Regulatory and Internal Investigations

Regulatory and Internal Investigations

SGS regularly represents clients in regulatory investigations and internal investigations, including in matters involving accounting irregularities and allegations of insider trading. The practice is led by Andrew Shoemaker, a former enforcement attorney for the U.S. Securities and Exchange Commission and special assistant U.S. attorney.

Representative Investigations

The Outcome: Board of a New York Stock Exchange-listed company determined that there was no wrongdoing by SGS’s client and closed the matter. The Case: A board member of a predecessor company accused SGS’s client, the CEO of a public company, of fraud and breaches of fiduciary duty. After an in-depth investigation by the Special Litigation Committee, it reported that neither its legal nor financial advisors had found any evidence to support the allegations.

The Outcome: SEC closed an insider trading inquiry without filing charges. The Case: After learning of trading by the relative of the CEO of a publicly-held company in advance of the announcement of a going private transaction, the SEC conducted an investigation concerning possible insider trading.

The Outcome: Internal investigation by the board of a publicly-held company was closed without filing charges.
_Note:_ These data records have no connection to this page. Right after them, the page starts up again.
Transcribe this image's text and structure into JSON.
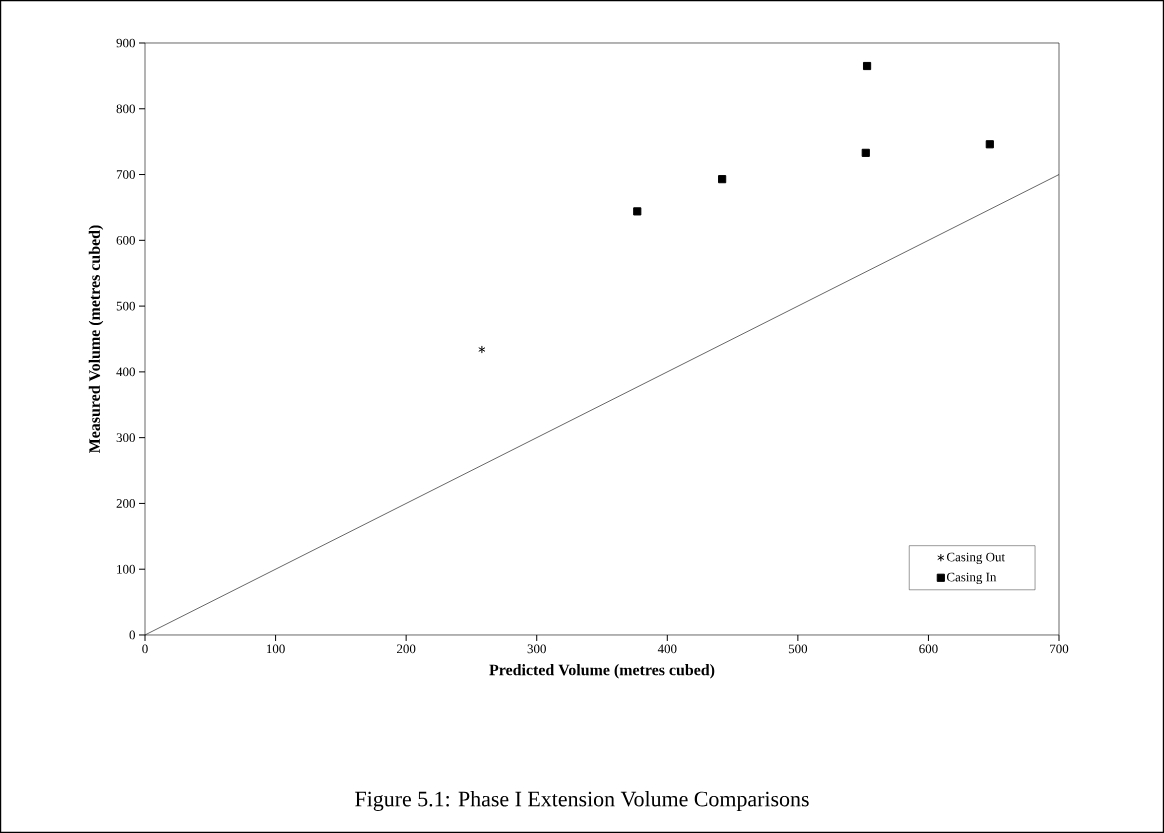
{
  "chart_data": {
    "type": "scatter",
    "title": "Figure 5.1:  Phase I Extension  Volume Comparisons",
    "xlabel": "Predicted Volume (metres cubed)",
    "ylabel": "Measured Volume (metres cubed)",
    "xlim": [
      0,
      700
    ],
    "ylim": [
      0,
      900
    ],
    "xticks": [
      0,
      100,
      200,
      300,
      400,
      500,
      600,
      700
    ],
    "yticks": [
      0,
      100,
      200,
      300,
      400,
      500,
      600,
      700,
      800,
      900
    ],
    "legend": "bottom right",
    "series": [
      {
        "name": "Casing Out",
        "color": "#000000",
        "marker": "cross",
        "x": [
          258
        ],
        "values": [
          434
        ]
      },
      {
        "name": "Casing In",
        "color": "#000000",
        "marker": "square",
        "x": [
          377,
          442,
          553,
          552,
          647
        ],
        "values": [
          644,
          693,
          865,
          733,
          746
        ]
      },
      {
        "type": "line",
        "color": "#000000",
        "marker": "none",
        "x": [
          0,
          700
        ],
        "values": [
          0,
          700
        ]
      }
    ]
  }
}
The Case: After the discovery of accounting irregularities and possible violations of a variety regulations, the board investigated to determine the CEO’s level of knowledge and participation in the events at issue.

A further list of representative investigations is available here.

Representing an oil and gas company and management in connection with extensive litigation involving the Colorado Attorney General and the Colorado Securities Act.

Represented the audit committee of a Fortune 500 company in connection with an internal investigation regarding various accounting issues.

Represented the Chairman of the Board of a publicly-held company in connection with an SEC investigation concerning potential accounting and disclosure violations, including the failure to properly report perks provided to its executives as compensation. SEC resolved the matter with no action against client.